I was secure in my second marriage. Then, after 15 years, my husband suddenly abandoned me to marry an older woman. You heard right-an older woman! Go figure!

For years following the divorce, my feelings of hurt and anger were compounded by a sense of failure and humiliation. A decade later, I still feel the sting of betrayal. But now I'm armed with the outlook that every experience serves me. "So," I ponder, "what could possibly be the hidden value of getting dumped?"

While searching for the benefits, I unearth my involvement in the betrayal. The more honest I am, the more I uncover the truth: I'm the cause of my husband leaving me!

I Knew at the Altar!

I realize now that the betrayal began at the church altar. As my fiance slipped the ring on my finger, I knew that we weren't meant to be married to each other. I betrayed my own intuition by agreeing to be his wife. The undeniable fact is that I'm the one who abandoned me, not my spouse.

Why didn't I listen to my inner knowing? I realize now that I was afraid to be alone. To avoid loneliness, I jumped into matrimony.

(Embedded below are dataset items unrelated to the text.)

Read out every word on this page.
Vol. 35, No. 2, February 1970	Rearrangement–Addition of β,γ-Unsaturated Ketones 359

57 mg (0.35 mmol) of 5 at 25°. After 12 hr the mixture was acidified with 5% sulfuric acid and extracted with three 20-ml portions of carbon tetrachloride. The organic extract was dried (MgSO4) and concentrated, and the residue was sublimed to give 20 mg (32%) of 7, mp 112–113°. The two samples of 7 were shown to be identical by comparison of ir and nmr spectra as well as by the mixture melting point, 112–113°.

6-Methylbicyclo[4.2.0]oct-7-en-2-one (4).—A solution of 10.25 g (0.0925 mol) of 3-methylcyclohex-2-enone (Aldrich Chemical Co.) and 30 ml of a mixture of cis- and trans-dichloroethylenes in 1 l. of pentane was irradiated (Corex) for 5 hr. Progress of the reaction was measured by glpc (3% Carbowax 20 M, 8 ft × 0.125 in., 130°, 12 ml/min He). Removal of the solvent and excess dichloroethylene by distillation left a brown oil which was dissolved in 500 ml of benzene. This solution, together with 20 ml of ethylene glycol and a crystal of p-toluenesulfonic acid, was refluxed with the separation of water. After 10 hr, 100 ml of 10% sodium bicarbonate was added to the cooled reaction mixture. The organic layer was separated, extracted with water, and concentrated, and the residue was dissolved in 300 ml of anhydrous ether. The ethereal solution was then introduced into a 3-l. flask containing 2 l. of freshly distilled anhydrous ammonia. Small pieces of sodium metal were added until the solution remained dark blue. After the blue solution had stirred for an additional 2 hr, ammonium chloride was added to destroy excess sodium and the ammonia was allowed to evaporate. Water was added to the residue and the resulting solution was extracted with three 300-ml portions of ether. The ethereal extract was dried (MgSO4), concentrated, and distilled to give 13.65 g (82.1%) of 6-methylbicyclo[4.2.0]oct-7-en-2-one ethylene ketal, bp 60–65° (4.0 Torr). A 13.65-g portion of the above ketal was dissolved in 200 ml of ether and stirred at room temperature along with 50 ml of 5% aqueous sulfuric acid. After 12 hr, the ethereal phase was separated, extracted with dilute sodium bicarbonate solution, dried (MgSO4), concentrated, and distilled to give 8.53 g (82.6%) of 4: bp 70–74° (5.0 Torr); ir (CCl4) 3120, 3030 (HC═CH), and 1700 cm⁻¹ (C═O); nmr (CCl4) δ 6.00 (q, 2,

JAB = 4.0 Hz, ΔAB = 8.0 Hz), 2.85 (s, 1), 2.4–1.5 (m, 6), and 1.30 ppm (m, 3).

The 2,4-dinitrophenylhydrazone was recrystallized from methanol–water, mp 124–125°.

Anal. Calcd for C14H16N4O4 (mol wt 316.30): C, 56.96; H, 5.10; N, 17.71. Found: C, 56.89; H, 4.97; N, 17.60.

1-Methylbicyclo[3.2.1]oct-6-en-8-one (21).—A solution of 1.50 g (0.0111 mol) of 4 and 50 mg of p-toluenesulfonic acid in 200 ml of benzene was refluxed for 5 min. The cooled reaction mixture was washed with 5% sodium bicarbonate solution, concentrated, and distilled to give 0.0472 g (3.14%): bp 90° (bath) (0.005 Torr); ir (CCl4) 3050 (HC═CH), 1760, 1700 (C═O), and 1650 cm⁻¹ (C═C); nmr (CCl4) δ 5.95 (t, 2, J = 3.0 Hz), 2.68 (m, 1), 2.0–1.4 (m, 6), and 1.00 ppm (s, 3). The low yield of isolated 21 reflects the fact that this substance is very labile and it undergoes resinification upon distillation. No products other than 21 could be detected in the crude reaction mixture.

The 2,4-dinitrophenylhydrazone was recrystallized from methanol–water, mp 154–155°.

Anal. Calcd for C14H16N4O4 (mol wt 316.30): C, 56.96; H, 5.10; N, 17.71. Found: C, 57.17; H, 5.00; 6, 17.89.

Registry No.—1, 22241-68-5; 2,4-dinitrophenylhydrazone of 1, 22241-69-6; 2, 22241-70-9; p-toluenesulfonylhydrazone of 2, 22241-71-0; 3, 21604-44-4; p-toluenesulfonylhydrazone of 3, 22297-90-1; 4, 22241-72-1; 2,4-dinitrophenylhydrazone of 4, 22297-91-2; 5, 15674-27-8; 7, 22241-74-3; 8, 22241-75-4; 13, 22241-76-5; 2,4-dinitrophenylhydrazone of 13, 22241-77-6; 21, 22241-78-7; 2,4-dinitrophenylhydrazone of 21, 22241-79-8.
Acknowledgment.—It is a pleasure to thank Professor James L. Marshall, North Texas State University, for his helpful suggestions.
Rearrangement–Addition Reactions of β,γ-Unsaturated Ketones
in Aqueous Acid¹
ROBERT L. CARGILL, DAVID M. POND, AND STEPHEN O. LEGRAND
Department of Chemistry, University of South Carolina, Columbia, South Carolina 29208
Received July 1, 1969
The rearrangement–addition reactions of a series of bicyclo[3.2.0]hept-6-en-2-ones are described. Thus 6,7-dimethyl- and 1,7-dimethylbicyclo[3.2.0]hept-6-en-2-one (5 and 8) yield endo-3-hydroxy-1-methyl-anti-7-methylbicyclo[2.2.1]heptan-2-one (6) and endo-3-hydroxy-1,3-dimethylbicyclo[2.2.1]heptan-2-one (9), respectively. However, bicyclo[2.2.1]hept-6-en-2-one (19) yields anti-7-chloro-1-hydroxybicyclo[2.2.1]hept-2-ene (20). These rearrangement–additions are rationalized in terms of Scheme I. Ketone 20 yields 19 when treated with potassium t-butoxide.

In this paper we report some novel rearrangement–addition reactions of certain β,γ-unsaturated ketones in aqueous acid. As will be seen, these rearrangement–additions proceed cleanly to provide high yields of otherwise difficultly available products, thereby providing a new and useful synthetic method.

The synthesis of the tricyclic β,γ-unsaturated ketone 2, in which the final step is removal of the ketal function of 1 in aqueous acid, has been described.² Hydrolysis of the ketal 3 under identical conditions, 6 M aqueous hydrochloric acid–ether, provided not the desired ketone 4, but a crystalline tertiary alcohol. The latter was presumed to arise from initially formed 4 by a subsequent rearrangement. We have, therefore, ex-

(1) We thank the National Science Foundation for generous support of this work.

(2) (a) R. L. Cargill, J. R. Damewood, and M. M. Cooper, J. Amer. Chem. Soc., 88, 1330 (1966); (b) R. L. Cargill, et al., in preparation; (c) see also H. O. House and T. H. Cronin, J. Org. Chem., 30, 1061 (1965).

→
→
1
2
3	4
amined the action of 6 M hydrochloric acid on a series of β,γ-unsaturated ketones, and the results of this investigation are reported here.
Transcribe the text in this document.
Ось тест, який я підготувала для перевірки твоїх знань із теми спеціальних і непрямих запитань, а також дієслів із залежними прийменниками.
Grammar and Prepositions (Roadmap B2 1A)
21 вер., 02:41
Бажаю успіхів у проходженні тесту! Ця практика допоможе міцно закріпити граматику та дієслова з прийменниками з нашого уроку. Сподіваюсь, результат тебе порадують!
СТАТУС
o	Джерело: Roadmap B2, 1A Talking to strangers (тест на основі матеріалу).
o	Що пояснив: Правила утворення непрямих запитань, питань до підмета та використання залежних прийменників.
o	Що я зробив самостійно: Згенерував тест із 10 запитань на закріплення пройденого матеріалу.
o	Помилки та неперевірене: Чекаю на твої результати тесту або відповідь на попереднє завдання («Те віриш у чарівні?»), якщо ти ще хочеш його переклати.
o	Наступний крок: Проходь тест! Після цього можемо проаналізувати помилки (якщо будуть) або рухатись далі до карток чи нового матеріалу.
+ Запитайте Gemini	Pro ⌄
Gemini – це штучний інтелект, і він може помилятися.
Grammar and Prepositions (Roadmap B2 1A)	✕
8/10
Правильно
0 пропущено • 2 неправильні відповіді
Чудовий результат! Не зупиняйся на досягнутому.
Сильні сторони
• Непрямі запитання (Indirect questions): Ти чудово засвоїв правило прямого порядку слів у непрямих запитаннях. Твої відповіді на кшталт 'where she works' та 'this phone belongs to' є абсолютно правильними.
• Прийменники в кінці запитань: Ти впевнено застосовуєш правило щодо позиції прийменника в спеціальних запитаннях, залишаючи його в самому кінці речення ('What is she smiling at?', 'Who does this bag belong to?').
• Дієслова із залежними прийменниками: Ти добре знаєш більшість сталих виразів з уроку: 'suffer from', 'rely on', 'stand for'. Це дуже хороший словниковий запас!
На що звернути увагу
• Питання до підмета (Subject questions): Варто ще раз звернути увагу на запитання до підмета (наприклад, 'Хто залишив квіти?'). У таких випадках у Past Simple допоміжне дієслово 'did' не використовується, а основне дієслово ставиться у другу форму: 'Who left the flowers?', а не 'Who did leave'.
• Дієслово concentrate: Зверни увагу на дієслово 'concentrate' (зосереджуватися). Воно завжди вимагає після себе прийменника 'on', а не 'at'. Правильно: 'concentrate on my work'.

These startling realizations release emotions that have haunted me for years. As more liberating insights pour in, the sour feelings begin to lift. I actually start to appreciate my ex-husband! He had the courage to tell himself and me the straight dope-that our relationship was dead.

Long-term Rewards

Having these fresh insights gives me renewed strength and curiosity to keep asking questions. What could possibly be the long-term benefits of being forced to live on my own? How has it served me to have to take care of myself? What good has come from this experience?

Slowly I begin to spot my good fortune of being left in the lurch:

  • I've learned to trust my intuition-and life itself-again

  • I've faced my fear of being alone and find that I enjoy being with myself

  • I've learned how to make my own way in the world

  • My focus has shifted from material to spiritual pursuits

    When you live alone, you stop being controlled by another person's actions and reclaim the freedom to pursue your personal passions. You create a more personally meaningful lifestyle. And being alone, you're much more available to people and activities that support you in creating your unique dreams.

    Benefits of Losing Your Job

    "We won't be needing your services any longer." When I heard these words come out of my employer's mouth, I was floored. But I shouldn't have been.